Keep Smiling is a 1925 American silent comedy film directed by Albert Austin and Gilbert Pratt. It stars Monty Banks (real name Mario Bianchi) and Glen Cavender. The film was originally titled "Water Shy".

The story features a boy with a fear of water who invents a life preserver that inflates when it comes in contact with water. Promoting his invention, he becomes involved with a wild speedboat race, a crooked mechanic, and the darling daughter of a boating magnate.

==Plot==
As described in a film magazine reviews, the Boy (Monty Banks), a yokel of the fishing village, has grown up in fear of the water because his father had been lost at sea.
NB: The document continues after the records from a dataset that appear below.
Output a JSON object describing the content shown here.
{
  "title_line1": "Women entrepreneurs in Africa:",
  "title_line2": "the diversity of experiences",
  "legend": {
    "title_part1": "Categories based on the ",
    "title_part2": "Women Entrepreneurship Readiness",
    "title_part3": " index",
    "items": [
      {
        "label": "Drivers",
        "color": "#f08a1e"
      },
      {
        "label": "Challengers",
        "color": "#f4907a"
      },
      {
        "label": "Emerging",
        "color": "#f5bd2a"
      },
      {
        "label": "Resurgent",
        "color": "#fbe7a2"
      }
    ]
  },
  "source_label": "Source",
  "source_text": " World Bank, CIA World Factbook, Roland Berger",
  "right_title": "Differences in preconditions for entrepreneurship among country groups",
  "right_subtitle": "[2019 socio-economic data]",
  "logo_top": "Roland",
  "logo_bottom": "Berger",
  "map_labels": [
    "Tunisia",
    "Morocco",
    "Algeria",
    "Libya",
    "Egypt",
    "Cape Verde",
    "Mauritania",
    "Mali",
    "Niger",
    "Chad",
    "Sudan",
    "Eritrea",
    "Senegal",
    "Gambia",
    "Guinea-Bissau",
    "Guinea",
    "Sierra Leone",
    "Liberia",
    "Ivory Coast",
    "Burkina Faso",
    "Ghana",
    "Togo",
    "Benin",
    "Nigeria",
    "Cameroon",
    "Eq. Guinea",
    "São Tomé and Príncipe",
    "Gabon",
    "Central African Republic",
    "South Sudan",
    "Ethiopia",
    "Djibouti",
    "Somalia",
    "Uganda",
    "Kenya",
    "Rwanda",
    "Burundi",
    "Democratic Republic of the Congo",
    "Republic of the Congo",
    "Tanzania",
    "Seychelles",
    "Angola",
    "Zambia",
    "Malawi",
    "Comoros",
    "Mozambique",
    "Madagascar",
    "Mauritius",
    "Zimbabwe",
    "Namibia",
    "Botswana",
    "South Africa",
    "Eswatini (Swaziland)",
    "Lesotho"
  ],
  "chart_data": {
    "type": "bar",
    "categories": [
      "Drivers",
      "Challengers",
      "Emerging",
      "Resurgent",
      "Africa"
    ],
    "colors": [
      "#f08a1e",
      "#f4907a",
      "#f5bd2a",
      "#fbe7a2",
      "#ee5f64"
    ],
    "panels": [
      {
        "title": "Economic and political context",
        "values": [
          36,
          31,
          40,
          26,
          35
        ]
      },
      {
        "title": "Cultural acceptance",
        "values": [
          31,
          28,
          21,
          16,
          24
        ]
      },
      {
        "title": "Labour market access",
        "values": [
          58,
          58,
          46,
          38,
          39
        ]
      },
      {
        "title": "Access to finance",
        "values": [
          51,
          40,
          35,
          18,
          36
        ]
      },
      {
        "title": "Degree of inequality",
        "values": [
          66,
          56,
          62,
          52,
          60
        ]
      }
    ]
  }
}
He has invented a lifesaving device which he wishes to submit to James P. Ryan, a wealthy shipping magnate. He has a letter of introduction to Ryan which gets mixed up with a letter introducing Bordanni, a famed motor boat racer who is to handle Ryan’s entry in the race classic the following day. The Boy is rushed into a party in full swing (after being supplied with clothes which all fit except for the shoes). Ryan’s daughter Rose (Anne Cornwall), whose life he has once saved, is overjoyed to find that her one-time rescuer is the famous Bordanni and expresses the hope that he will win the race. Of course, in spite of all setbacks, lack of knowledge, and adverse circumstances, he wins a most breath-taking and riotous race — houses, boats, bridges, docks, etc., were just like thin air to him. His boat is demolished, but he is saved because of his lifesaving device.

==Preservation==
A print of Keep Smiling was preserved in the Russian archive Gosfilmofond and presented to the Library of Congress in 2010.